You met a boy, fell in love on your very first try and he’s still by your side. Sounds sweet, doesn’t it? Maybe, but did you really get lucky on your very first try, or are you just settling for whoever came first? Here’s why sticking with your first love is a big mistake:
- You never grow. You’ve been with and will be with the same person your whole life. So how are you supposed to grow as a person? Meeting new people and having new experiences changes you. It shapes you into who you are meant to be, but since you never gave anything or anyone else a chance, you’ll always just be standing still.
- You’re settling for something easy. You gave love a go and you didn’t fall flat on your face, but you also didn’t feel the rush of true love. You’ve never lost anything or been through a breakup, so you don’t know the risk involved in giving your heart to another person. This love might be easy, but when it comes to love, you should never want to take the easy way out.

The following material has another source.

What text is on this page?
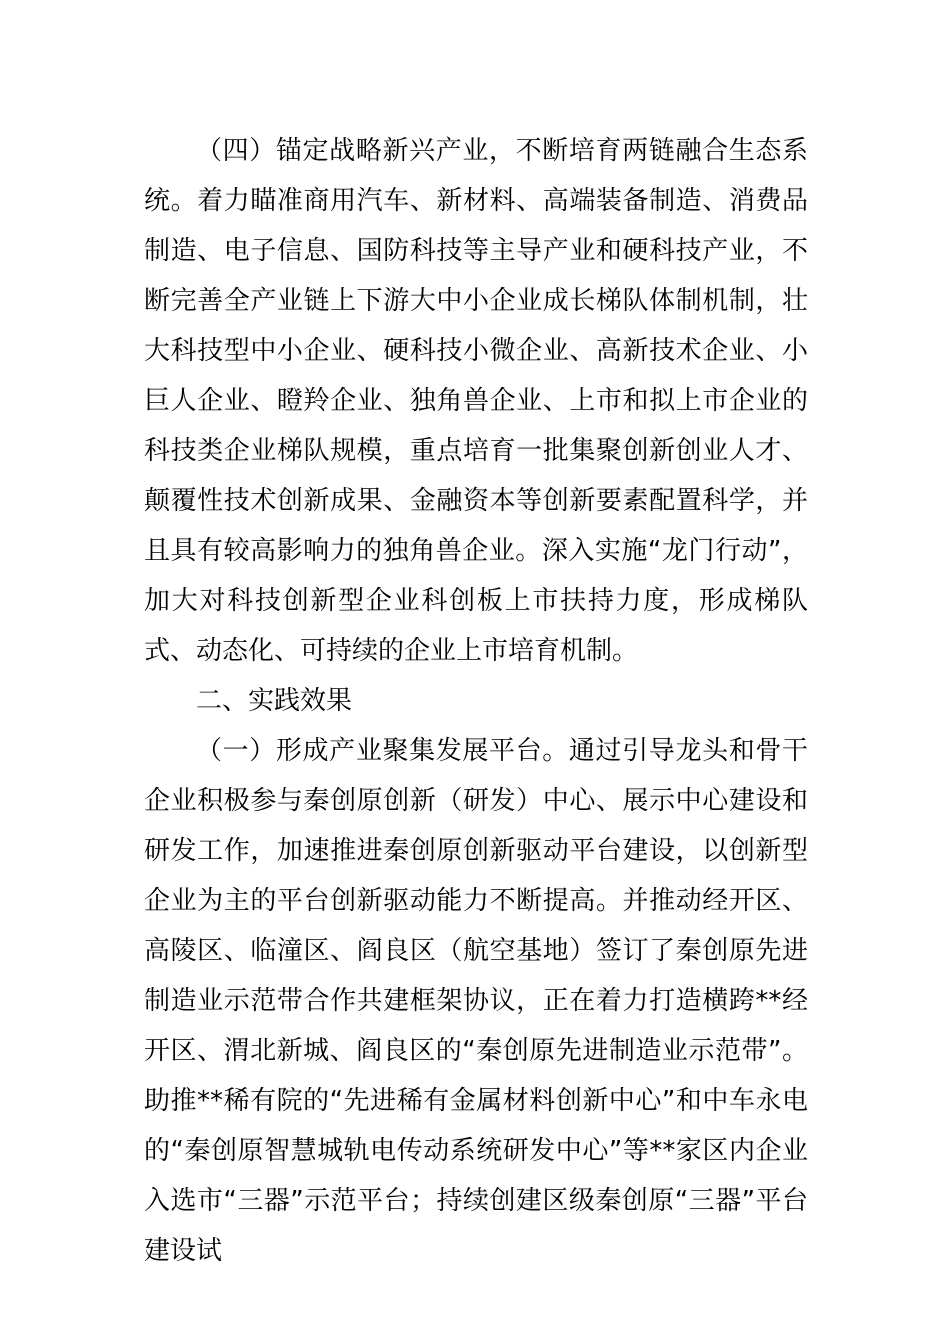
（四）锚定战略新兴产业，不断培育两链融合生态系统。着力瞄准商用汽车、新材料、高端装备制造、消费品制造、电子信息、国防科技等主导产业和硬科技产业，不断完善全产业链上下游大中小企业成长梯队体制机制，壮大科技型中小企业、硬科技小微企业、高新技术企业、小巨人企业、瞪羚企业、独角兽企业、上市和拟上市企业的科技类企业梯队规模，重点培育一批集聚创新创业人才、颠覆性技术创新成果、金融资本等创新要素配置科学，并且具有较高影响力的独角兽企业。深入实施“龙门行动”，加大对科技创新型企业科创板上市扶持力度，形成梯队式、动态化、可持续的企业上市培育机制。

二、实践效果

（一）形成产业聚集发展平台。通过引导龙头和骨干企业积极参与秦创原创新（研发）中心、展示中心建设和研发工作，加速推进秦创原创新驱动平台建设，以创新型企业为主的平台创新驱动能力不断提高。并推动经开区、高陵区、临潼区、阎良区（航空基地）签订了秦创原先进制造业示范带合作共建框架协议，正在着力打造横跨**经开区、渭北新城、阎良区的“秦创原先进制造业示范带”。助推**稀有院的“先进稀有金属材料创新中心”和中车永电的“秦创原智慧城轨电传动系统研发中心”等**家区内企业入选市“三器”示范平台；持续创建区级秦创原“三器”平台建设试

- You haven’t had the chance to experience someone new. You don’t know what it’s like to say goodbye to someone you truly loved and hello to the potential of someone new. You experienced one set of butterflies, one first kiss, one sexual encounter and one real “I love you.” Every first you’ve experienced will be the last, and that’s super sad.
- You’ve never gone through heartbreak and come out the other side. Having your heart broken might suck, but it teaches you a lot. You know how risky love can be and you know the heart-wrenching act of when love doesn’t go the way you wanted it to. It’s something you just have to experience in order to grow and learn how to truly love. It’s a lesson every girl needs, but once you say, “I do,” you’ll never learn.
- You’ll never know what else is out there. And a piece of you will always wonder. You don’t know any other kinds of love, so how do you know this is the love you truly want? There are so many fish in the sea, and maybe there is a better fish out there for you, but you’ll never know. Sure, you have that diamond you always wanted on your finger, but it’s heartbreaking that you’ll never know what other diamonds might still be waiting in the rough.
- A divorce would be brutal. You might live happily ever after, but what if you don’t? You’ve never known anything else. This relationship is your whole world, and if that world comes crumbling down, how will you know how to pick up the pieces? You haven’t dated. You’ve only been with one man. So what now?
- There’s no passion. You don’t know ups and downs, so how do you know passion and spontaneity? Your first love, your only sexual partner (at least the only one you ever truly cared for), and it’s happy, it’s easy, but there’s no excitement. You don’t know the risk of losing him, so you don’t know the passion of getting to be with him everyday. It’s a pretty blah kind of love, but hey it’s your choice…
- You have nothing to compare your relationship to. You’ve only had one love, one relationship, so honestly that’s all you know. You don’t know what being with someone else is like. You’ve never experienced any other men. You may feel like you got lucky on your very first try, but if you have no bad luck to compare it to, then how special is it really?